Achieving Good Governance for a Nonprofit Organization

As a charitable organization grows from a handful of volunteers to a full-fledged institution, it must examine its governance. You want to be sure that your organization is run in a way that will inspire trust and confidence from potential donors and supporters. For large nonprofits there are charity watchdogs like Charity Navigator and The Better Business Bureau’s Wise Giving Alliance, which rate charitable organizations. However, for smaller organizations these official rankings may still be years away.

What can your organization do to inspire confidence and work toward positive ratings in the future?

The Better Business Bureau’s Wise Giving Alliance has set out Standards for Charity Accountability for organizations to receive their prestigious Charity Seal. The Alliance suggests that a governing board should have at least five members, and that no more than one or 10 percent (whichever is greater) of your board should be a paid member of the nonprofit’s staff. You must also make certain that your board acts in ethically responsible ways; for example, none of your board members should stand to gain from the work of the organization.

A board member’s good intentions may not be enough to make him/her a good board member. Good governance requires your board to be active and engaged in the following ways:

– The board should meet regularly; The Alliance recommends at least three meetings per year, two in person.

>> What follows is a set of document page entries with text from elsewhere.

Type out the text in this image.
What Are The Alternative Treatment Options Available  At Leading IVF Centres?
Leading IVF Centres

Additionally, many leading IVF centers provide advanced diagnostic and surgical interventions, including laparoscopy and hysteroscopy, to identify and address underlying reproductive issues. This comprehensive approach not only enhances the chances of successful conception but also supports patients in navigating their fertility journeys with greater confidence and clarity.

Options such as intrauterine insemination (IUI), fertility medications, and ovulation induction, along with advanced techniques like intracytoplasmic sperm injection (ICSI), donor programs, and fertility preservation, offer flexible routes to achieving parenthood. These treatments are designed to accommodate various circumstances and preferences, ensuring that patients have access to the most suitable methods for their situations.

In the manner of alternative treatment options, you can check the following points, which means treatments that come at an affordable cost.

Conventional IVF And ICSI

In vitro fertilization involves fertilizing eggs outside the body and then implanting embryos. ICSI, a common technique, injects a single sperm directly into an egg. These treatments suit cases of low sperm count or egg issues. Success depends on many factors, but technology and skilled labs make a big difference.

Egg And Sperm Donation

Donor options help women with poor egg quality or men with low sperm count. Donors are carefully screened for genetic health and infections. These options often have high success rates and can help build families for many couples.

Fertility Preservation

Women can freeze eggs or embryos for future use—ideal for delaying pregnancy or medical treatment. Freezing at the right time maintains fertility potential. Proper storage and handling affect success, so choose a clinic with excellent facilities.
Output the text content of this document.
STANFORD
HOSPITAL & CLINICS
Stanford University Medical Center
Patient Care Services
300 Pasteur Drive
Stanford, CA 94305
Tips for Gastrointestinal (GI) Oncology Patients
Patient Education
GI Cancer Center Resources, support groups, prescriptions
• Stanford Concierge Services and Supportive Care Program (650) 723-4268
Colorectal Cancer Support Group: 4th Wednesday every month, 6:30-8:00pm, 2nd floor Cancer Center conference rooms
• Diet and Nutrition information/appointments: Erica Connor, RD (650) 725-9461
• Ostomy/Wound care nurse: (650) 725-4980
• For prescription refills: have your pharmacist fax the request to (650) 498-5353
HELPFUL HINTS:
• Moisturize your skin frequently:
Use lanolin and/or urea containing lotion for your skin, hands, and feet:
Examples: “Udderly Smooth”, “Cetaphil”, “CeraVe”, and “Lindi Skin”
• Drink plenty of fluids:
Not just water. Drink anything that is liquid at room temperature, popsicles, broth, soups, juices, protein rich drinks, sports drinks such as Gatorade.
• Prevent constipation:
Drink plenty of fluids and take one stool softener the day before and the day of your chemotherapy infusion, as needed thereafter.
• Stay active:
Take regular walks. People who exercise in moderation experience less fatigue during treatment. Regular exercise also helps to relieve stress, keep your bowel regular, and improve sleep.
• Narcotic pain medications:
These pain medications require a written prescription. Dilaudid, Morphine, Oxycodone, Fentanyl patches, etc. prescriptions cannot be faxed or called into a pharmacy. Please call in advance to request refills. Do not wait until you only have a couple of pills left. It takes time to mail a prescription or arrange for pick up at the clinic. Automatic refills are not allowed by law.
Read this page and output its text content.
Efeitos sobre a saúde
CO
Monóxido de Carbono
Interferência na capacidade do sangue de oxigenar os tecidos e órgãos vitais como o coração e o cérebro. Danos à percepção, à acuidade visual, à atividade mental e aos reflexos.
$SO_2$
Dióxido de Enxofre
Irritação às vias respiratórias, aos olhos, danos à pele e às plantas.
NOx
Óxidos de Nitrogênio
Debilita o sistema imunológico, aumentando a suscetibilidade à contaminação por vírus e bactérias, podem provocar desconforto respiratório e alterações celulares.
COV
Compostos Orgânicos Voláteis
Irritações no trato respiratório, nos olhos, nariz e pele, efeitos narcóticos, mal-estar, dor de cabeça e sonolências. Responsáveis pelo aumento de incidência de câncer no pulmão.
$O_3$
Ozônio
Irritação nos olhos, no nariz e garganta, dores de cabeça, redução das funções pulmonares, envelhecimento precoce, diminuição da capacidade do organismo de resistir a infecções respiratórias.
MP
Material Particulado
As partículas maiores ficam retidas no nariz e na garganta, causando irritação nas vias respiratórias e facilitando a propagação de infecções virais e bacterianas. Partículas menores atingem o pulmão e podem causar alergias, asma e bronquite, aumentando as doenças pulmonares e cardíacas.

– Make sure that your board knows what is expected of them and hold them accountable to those expectations. (Note: It’s important to lay out these expectations before you invite anyone to join the board.)

– Implement what is often called a “Give, Get or Get Off” policy, meaning all board members must donate and raise funds for the organization.

Your board, in a sense, owns the organization. It has a fiduciary and ethical responsibility to run and manage the institution. So, make sure your board is filled with individuals who appreciate and respect this duty.

EXTRA CREDIT:
For more in-depth information about improving governance check out Good Governance for Nonprofits: Developing Principles and Policies for an Effective Board.

TIP: Purchase directors and officers insurance to protect the board from financial liability–any board member worth his salt won’t serve on a board without it.